Aku mempunyai kesukaan mengamati nama-nama kecamatan yang ada pada suatu daerah. Aromanya spesifik, sangat khas, yang menurutku barangkali memiliki historisitas dan filosofi. Begitupun dengan yang ada di Cirebon. Lemahwungkuk, Kejaksan, Pujasaren, Astana, Pasayangan, Panjunan, Kejawanan, Pasuketan, dan lain sebagainya, sungguh nama-nama yang unik. Dan memang, ternyata memang memiliki sejarah dan filosofinya:
“Pada hari Sabtu, Walangsungsang (Pangeran Cakrabuana) — anak dari Raja Sunda Pajajaran (Siliwangi), Sri Baduga Maharaja — yang baru pulang dari Mekah, diberi nama Somadullah oleh gurunya yang berasal dari Giri Amparan Jati (Gunung Amparan Jati), Syekh Datu Kahfi, berpamitan menuju ke Selatan. Ia tiba di tempat sunyi, hanya ada seorang tua bernama Ki Pangalang Alang. Lalu ia mengucapkan, ‘Lamma waqo’tu’ yang berarti ‘Aku telah datang’. Pernyataan Lamma waqo’tu’ pun menjadi kata Lemahwungkuk. Usai shalat, ia pun membuka hutan dengan pepohonan yang tingginya ada yang sampai 500 meter. Ketika membuka hutan di daerah yang banyak binatang buas, ia berdoa agar Allah selamatkan. Ketika selamat, ia ucapkan, ‘Fa Anjayna’, yang berarti ‘Aku telah selamat’ = Panjunan. Perjalanan selanjutnya, ia kebingungan, lalu berdoa memohon petunjuk jalan, ‘Fa Syalamuna’, yang berarti ‘Mengetahuilah’= Pasayangan, hingga terbukalah jalan. Dan seterusnya. Kasepuhan sendiri, bermakna (tempat tinggal) orang-orang yang dituakan tempat dijadikan penasihat.

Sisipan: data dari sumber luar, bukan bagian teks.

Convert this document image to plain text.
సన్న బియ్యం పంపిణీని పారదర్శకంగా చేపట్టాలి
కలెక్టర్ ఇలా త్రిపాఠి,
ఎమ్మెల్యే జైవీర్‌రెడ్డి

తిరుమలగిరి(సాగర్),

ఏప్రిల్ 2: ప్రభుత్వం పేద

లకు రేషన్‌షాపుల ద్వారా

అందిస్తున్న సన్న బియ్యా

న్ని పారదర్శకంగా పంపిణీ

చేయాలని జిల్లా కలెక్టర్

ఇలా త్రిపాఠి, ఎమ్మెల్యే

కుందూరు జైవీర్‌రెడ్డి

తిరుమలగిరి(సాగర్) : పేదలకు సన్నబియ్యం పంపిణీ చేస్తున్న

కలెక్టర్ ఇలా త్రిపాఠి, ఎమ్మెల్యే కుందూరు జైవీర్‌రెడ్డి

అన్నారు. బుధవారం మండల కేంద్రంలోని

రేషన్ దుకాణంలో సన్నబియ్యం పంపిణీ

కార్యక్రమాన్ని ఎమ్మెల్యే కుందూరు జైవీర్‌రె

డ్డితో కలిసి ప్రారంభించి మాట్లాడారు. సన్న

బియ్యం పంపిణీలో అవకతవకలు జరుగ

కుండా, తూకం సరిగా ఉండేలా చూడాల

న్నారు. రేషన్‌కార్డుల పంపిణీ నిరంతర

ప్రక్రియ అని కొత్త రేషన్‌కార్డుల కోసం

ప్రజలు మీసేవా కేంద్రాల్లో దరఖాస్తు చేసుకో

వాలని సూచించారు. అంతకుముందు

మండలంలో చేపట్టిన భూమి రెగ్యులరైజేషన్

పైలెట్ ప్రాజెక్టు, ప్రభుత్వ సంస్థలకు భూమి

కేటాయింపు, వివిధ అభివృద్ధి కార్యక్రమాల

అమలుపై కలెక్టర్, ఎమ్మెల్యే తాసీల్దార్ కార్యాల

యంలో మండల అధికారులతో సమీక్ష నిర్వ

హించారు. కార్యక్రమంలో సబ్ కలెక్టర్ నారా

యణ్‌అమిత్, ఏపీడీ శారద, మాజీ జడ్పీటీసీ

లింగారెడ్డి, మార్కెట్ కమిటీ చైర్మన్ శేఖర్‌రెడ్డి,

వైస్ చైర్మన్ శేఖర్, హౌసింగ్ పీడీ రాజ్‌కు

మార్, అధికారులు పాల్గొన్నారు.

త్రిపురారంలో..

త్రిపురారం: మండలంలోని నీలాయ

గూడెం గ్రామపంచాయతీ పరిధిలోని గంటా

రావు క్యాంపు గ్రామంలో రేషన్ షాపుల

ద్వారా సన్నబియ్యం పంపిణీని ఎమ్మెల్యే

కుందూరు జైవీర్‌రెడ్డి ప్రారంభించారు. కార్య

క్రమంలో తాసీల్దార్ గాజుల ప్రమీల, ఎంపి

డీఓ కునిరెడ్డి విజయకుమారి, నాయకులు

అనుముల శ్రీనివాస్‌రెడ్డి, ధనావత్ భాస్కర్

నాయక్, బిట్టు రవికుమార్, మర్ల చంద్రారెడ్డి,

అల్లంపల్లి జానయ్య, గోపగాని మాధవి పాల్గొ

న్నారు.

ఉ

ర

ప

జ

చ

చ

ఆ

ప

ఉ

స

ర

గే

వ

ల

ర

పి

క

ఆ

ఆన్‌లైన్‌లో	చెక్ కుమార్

Melihat pemberian nama yang tidak sembarangan, sekiranya dapatlah barangkali kita berasumsi, bahwa pendirian bangunan pun selain tidak lepas dari lokasi yang disakralkan, juga penempatan ruang-ruangnya. Kalau di Sunda dikenal dengan nama kabuyutan, memiliki arti yang sama dengan Mandala dalam bahasa Sanskerta yang dipergunakan istilahnya pada zaman Hindu-Buddha; merupakan sebuah miniatur alam semesta yang bagian-bagian ruangannya disusun berdasarkan lingkaran-lingkaran konsentris atau memusat pada satu titik Tujuan.[1] Biasanya, berlokasi di puncak gunung, lereng bukit, dan dataran tinggi. Persyaratan dekat air terutama pertemuan dua sungai menjadi persyaratan penting, karena pertemuan itu melambangkan bertemunya Kehendak kawula dengan Sang Gusti, yang karenanya menjadi manunggal. Air juga sering dipergunakan untuk upacara keagamaan. Sekarang mari kita coba lihat satu persatu susunannya.
Lokasi bangunan kompleks Keraton Kasepuhan didesain seperti model keraton di Pulau Jawa yang lazaim pada masa itu, terutama yang terletak di daerah Pesisir. Bagian halaman keraton memiliki konsep seperti kosmologi Sunda prasejarah, yaitu Tritangtu. Pura-pura di Bali juga sedemikian. Setiap halaman dihubungkan oleh gapura. Gapura-gapura tersebut menjadi penghubung antara halaman satu dengan lainnya.
Halaman terdepan memiliki gapura berbentuk candi bentar dan pada halam berikutnya berbentuk paduraksa. Setiap halaman memiliki bangunan-bangunan dengan penempatan dan fungsinya masing-masing. Bangunan-bangunan yang berada pada halaman pertama dan kedua ditempatkan di bagian Barat dan Timur. Umumnya, bangunan yang berada di sebelah Barat menghadap ke sebelah Timur serta sebaliknya dengan penggunaan bangunan terbuka atau semi terbuka seperti pada bangunan Panca Ratna, Panca Niti, Langgar Agung, Siti Inggil, Srimanganti, Lunjuk dan sebaginya.
Bangunan Keraton Kasepuhan terentang dari Utara ke Selatan dengan menghadap ke Utara, menghadap magnet dunia, dengan makna bahwa sang Raja mengharapkan kekuatan Ilahiyah. Masjid Agung Sang Cipta Rasa terletak di sebelah barat dan pasar di sebelah timur serta di tengahnya terdapat alun-alun bernama Sang Kala Buwana.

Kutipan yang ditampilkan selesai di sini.